Ese hilo imperceptible de acontecimientos casi secretos, el de las cosas que sorprendieron a la cineasta –o a la niña de once años- constituye tal vez la corriente oculta que pulsa debajo de la superficie de las imágenes y que nos sorprende también a nosotros espectadores, como si se cumpliera así un proceso de transmisión de la experiencia: nos convertimos, por un momento, agradecidos, en una nena de once años. Me atrevería a afirmar que esa corriente, que es la que hace circular la emoción entre escena y escena, tiene todo que ver con la concepción del sonido de Martel. El sonido de una película como apertura a un universo “invisible” pero palpable, porque el sonido, con sus ondas que se expanden en el espacio, nos toca físicamente, en nuestra butaca de la sala oscura, de una manera que las imágenes por su cuenta no pueden hacerlo. El tratamiento de sonido, de hecho, nos hace ver de otra manera. Casi se podría decir -sería tentador, aunque no del todo justo- que las imágenes son apenas el pretexto para instalar un universo sonoro. El chirrido insoportable (e inolvidable) de las sillas arrastradas en la primera escena de su opera prima, La ciénaga, establece la mejor presentación del estado espiritual de esos personajes que languidecen al borde de una piscina (y de la existencia). Al mismo tiempo, esos ruidos –¿esa música?- componen una introducción resuelta al alfabeto cinematográfico de Martel. Tiene todo el sentido del mundo, entonces, que Lucrecia Martel se proponga tratar, tanto en su seminario del Programa de Cine, como en la conferencia pública misteriosamente titulada Phonurgia, el asunto que está en la fuente de su proceso creativo: el sonido.

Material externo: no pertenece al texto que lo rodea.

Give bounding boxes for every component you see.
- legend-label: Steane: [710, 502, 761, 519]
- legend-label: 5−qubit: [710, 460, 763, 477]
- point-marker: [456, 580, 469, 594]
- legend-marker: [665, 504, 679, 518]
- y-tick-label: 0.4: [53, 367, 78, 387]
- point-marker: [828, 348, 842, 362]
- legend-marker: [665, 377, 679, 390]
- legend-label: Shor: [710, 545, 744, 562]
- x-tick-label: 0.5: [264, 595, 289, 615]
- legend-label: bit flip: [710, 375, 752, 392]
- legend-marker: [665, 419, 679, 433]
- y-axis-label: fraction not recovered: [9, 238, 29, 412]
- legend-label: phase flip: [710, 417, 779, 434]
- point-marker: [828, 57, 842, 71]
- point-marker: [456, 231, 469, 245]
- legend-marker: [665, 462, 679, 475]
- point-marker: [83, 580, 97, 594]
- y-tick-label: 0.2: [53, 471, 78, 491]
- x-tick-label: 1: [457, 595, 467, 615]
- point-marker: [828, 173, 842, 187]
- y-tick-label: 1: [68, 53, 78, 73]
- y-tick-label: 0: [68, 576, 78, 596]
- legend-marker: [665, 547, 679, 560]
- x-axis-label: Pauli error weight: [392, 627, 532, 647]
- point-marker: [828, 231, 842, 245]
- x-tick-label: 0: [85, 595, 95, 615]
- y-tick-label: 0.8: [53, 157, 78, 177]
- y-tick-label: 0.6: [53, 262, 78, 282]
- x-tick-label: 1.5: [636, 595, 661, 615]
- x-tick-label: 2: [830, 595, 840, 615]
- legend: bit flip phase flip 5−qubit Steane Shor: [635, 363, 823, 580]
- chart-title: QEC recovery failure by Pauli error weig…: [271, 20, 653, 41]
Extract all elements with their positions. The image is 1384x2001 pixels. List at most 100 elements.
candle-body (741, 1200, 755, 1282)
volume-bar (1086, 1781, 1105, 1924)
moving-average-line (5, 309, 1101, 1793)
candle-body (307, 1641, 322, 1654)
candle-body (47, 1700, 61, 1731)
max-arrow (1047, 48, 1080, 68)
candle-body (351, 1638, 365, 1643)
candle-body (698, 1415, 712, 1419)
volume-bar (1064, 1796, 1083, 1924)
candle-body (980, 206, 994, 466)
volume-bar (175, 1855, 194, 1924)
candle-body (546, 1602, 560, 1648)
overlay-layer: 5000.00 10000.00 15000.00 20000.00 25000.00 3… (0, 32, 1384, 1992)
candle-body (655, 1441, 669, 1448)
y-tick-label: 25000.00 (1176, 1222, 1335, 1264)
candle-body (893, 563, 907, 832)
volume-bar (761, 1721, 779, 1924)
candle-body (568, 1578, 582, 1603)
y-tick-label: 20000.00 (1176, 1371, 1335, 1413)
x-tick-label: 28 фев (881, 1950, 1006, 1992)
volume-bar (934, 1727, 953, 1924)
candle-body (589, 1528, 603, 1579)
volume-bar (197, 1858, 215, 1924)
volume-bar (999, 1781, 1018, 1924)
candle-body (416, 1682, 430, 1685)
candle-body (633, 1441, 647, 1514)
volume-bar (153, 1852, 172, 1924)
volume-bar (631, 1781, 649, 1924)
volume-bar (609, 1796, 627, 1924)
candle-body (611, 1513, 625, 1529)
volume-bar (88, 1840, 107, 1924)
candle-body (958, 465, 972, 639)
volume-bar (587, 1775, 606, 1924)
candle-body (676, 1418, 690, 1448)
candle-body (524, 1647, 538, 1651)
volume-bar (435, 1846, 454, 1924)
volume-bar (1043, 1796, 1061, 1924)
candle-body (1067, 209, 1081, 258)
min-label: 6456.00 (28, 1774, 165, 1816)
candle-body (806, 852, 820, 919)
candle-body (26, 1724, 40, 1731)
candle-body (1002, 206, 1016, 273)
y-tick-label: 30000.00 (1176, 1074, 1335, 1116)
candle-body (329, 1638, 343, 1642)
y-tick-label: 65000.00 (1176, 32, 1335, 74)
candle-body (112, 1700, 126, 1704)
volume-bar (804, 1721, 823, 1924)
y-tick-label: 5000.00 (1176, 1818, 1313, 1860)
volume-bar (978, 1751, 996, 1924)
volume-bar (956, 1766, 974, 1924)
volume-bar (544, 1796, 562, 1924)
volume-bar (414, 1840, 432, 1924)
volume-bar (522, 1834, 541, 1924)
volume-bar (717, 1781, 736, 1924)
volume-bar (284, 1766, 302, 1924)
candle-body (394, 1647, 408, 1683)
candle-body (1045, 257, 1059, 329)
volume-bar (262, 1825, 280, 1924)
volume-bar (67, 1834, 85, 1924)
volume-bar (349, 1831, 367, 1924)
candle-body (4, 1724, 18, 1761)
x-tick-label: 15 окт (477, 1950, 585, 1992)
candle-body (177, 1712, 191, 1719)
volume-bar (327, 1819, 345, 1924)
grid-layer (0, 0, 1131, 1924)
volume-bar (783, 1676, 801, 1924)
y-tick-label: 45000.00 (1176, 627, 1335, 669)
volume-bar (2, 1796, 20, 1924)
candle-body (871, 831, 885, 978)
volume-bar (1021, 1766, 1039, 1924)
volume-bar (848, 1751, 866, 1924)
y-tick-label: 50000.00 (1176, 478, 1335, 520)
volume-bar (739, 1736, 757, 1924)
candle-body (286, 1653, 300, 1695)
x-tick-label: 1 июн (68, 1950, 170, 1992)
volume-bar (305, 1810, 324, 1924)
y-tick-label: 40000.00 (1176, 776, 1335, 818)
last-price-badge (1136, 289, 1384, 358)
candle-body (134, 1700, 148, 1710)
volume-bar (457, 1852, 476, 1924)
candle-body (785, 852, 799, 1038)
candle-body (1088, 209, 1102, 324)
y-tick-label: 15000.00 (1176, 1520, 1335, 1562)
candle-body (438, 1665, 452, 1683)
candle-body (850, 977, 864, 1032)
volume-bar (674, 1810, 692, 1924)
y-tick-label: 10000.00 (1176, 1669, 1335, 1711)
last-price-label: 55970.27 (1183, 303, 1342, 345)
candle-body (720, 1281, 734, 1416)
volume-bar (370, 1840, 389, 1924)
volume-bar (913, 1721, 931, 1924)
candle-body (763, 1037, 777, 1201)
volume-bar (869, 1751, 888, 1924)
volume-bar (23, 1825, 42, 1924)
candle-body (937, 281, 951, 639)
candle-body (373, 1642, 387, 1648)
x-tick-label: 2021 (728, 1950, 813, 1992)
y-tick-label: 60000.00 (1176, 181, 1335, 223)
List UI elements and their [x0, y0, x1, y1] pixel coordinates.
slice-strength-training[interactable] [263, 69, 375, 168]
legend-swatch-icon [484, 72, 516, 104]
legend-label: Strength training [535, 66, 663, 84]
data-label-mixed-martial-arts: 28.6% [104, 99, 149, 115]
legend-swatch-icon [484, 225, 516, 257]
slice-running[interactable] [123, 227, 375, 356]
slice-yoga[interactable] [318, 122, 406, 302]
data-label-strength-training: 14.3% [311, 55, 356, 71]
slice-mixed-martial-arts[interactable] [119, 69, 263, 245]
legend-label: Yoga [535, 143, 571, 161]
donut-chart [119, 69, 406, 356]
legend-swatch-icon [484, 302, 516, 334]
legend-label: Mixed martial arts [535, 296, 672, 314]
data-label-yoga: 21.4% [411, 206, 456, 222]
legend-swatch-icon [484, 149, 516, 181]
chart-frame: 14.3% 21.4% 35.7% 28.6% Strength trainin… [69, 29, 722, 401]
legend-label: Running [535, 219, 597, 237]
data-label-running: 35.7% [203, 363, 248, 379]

O mejor dicho: todo lo que evoca una voz que cuenta cuentos a la hora de la siesta.  -Andrés Di Tella


Lucrecia Martel es una cineasta argentina con gran reconocimiento internacional. Su última película, Zama (2017), fue aclamada por la crítica y el público en el Festival Internacional de Cine de Venecia – Selección Oficial (Fuera de Competencia), en el Festival de Toronto (Sección Masters) y en el Festival de Cine de Nueva York. Dirigió los largometrajes La ciénaga (2001), La niña santa (2004) y La mujer sin cabeza (2008), que fueron seleccionados por los festivales de Sundance, Cannes, Berlin, Rotterdam y New York, entre otros, y obtuvieron numerosos premios. Asimismo fue jurado de destacados festivales como los de Berlín, Cannes, Venecia, Sundance y La Habana. Como docente dictó workshops o clases magistrales en Cinemateca Brasileira, Brasil; Film Society of Lincoln Center, Estados Unidos; Indie Lisboa, Portugal; ECAM, España; FICUNAM, México; Museo de Arte Moderno de Medellín, Colombia; School of Sound, Inglaterra; Escuela de Cines de San Antonio de los Baños, Cuba; entre muchos otros.